The width on all those would be to wide, the green pulley belt material that I use that's shown in the two above videos is only a few millimetres wide.


----------



## pontiac428 (Oct 22, 2020)

You took that way too literally!  That _type_ of tool will produce the _type_ of finish you seek.  It was meant to get the gears turning.


----------



## Jim Dobson (Oct 22, 2020)

My initial method shown was just to show what can be achieved with little tooling (in fact this was as I mention in the video a blade from a broken Dremel saw) and it works perfectly for me and its intended purpose of running toy & model steam accessories, making what you showed above is beyond my capabilities.


----------



## NortonDommi (Oct 22, 2020)

Wouldn't a rough surface chew up the belt? Is that belt a circular cross-section? If so wouldn't a V-section work better and be easier to make?


----------



## Jim Dobson (Oct 22, 2020)

Made many many V section ali and brass pulleys for smaller lighter model and toy steam driven accessories, some heavier ones need a little bit more grip because they slip, this stippling worked fantastically for me for what I wanted it to do, doesn't chew the belt up and alleviated any slippage.


----------



## NortonDommi (Oct 23, 2020)

Jim Dobson said:


> Made many many V section ali and brass pulleys for smaller lighter model and toy steam driven accessories, some heavier ones need a little bit more grip because they slip, this stippling worked fantastically for me for what I wanted it to do, doesn't chew the belt up and alleviated any slippage.

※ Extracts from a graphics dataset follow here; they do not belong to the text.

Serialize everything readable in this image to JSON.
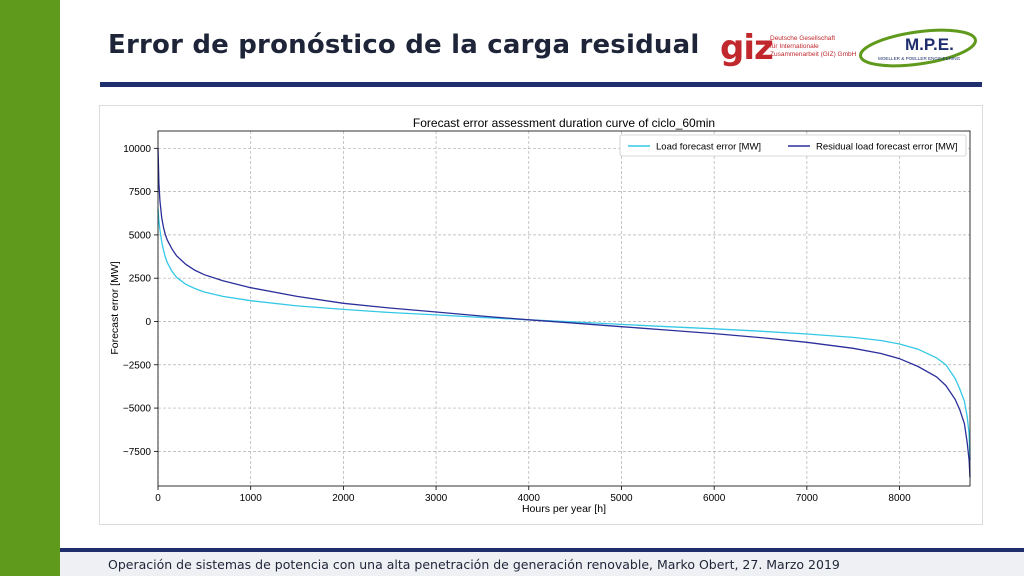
{
  "slide": {
    "title": "Error de pronóstico de la carga residual",
    "footer": "Operación de sistemas de potencia con una alta penetración de generación renovable, Marko Obert, 27. Marzo 2019"
  },
  "logos": {
    "giz": {
      "mark": "giz",
      "lines": [
        "Deutsche Gesellschaft",
        "für Internationale",
        "Zusammenarbeit (GIZ) GmbH"
      ],
      "color": "#c0282d"
    },
    "mpe": {
      "mark": "M.P.E.",
      "subtitle": "MOELLER & POELLER ENGINEERING",
      "colors": {
        "text": "#1f2f6e",
        "swoosh": "#5f9a1c"
      }
    }
  },
  "colors": {
    "accent_green": "#5f9a1c",
    "navy_rule": "#1f2f6e",
    "load_series": "#35c8e6",
    "residual_series": "#2b2f9a"
  },
  "chart_data": {
    "type": "line",
    "title": "Forecast error assessment duration curve of ciclo_60min",
    "xlabel": "Hours per year [h]",
    "ylabel": "Forecast error [MW]",
    "xlim": [
      0,
      8760
    ],
    "ylim": [
      -9500,
      11000
    ],
    "xticks": [
      0,
      1000,
      2000,
      3000,
      4000,
      5000,
      6000,
      7000,
      8000
    ],
    "yticks": [
      -7500,
      -5000,
      -2500,
      0,
      2500,
      5000,
      7500,
      10000
    ],
    "ytick_labels": [
      "−7500",
      "−5000",
      "−2500",
      "0",
      "2500",
      "5000",
      "7500",
      "10000"
    ],
    "grid": true,
    "legend_position": "top-right",
    "series": [
      {
        "name": "Load forecast error [MW]",
        "color": "#35c8e6",
        "x": [
          0,
          10,
          20,
          40,
          60,
          80,
          100,
          150,
          200,
          300,
          400,
          500,
          700,
          1000,
          1500,
          2000,
          2500,
          3000,
          3500,
          4000,
          4500,
          5000,
          5500,
          6000,
          6500,
          7000,
          7500,
          7800,
          8000,
          8200,
          8400,
          8500,
          8600,
          8650,
          8700,
          8730,
          8750,
          8760
        ],
        "y": [
          6500,
          5800,
          5300,
          4600,
          4100,
          3700,
          3400,
          2900,
          2550,
          2150,
          1900,
          1700,
          1450,
          1200,
          900,
          700,
          520,
          380,
          230,
          100,
          -30,
          -170,
          -300,
          -420,
          -560,
          -720,
          -920,
          -1100,
          -1300,
          -1600,
          -2100,
          -2500,
          -3300,
          -3900,
          -4600,
          -5500,
          -6500,
          -8000
        ]
      },
      {
        "name": "Residual load forecast error [MW]",
        "color": "#2b2f9a",
        "x": [
          0,
          10,
          20,
          40,
          60,
          80,
          100,
          150,
          200,
          300,
          400,
          500,
          700,
          1000,
          1500,
          2000,
          2500,
          3000,
          3500,
          4000,
          4500,
          5000,
          5500,
          6000,
          6500,
          7000,
          7500,
          7800,
          8000,
          8200,
          8400,
          8500,
          8600,
          8650,
          8700,
          8730,
          8750,
          8760
        ],
        "y": [
          10000,
          8000,
          7000,
          6000,
          5400,
          5000,
          4700,
          4200,
          3800,
          3300,
          2950,
          2700,
          2350,
          1950,
          1450,
          1050,
          780,
          550,
          310,
          100,
          -100,
          -300,
          -500,
          -700,
          -930,
          -1200,
          -1550,
          -1850,
          -2150,
          -2600,
          -3200,
          -3700,
          -4500,
          -5100,
          -5900,
          -7000,
          -8000,
          -9000
        ]
      }
    ]
  }
}
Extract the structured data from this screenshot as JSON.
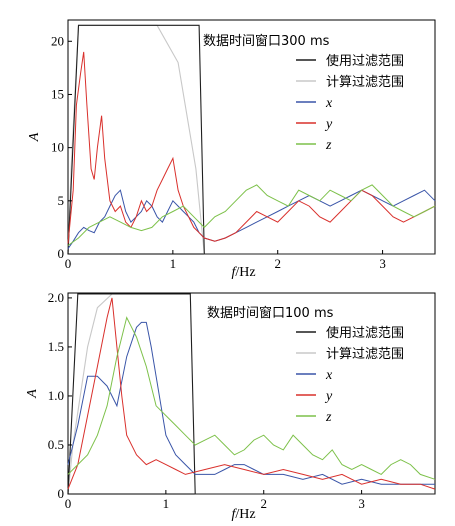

Well I learn something new every day. I have de-glazed V-pulleys if they have become glassy after slippage, have occasionally had to spray 'belt-grip' with a worn belt and have seen V-belts damaged with what look like small gouges or dings in a pulley.  Round section bands like Volta or Durabelt I've only ever seen used with V or Circular pulleys with smooth surfaces. Mind you I've also not worked with belts that small.
  Got me to wondering if abrasive blasting with an aggressive grit would work.


----------



## NC Rick (Oct 23, 2020)

I believe clean belts of round or "V" profile work best on a correct fitting and matching pulley profile. There is a lot going on in their function.  Gilmer (sp?) Toothed belts are good for accuracy on position when driving positively.


----------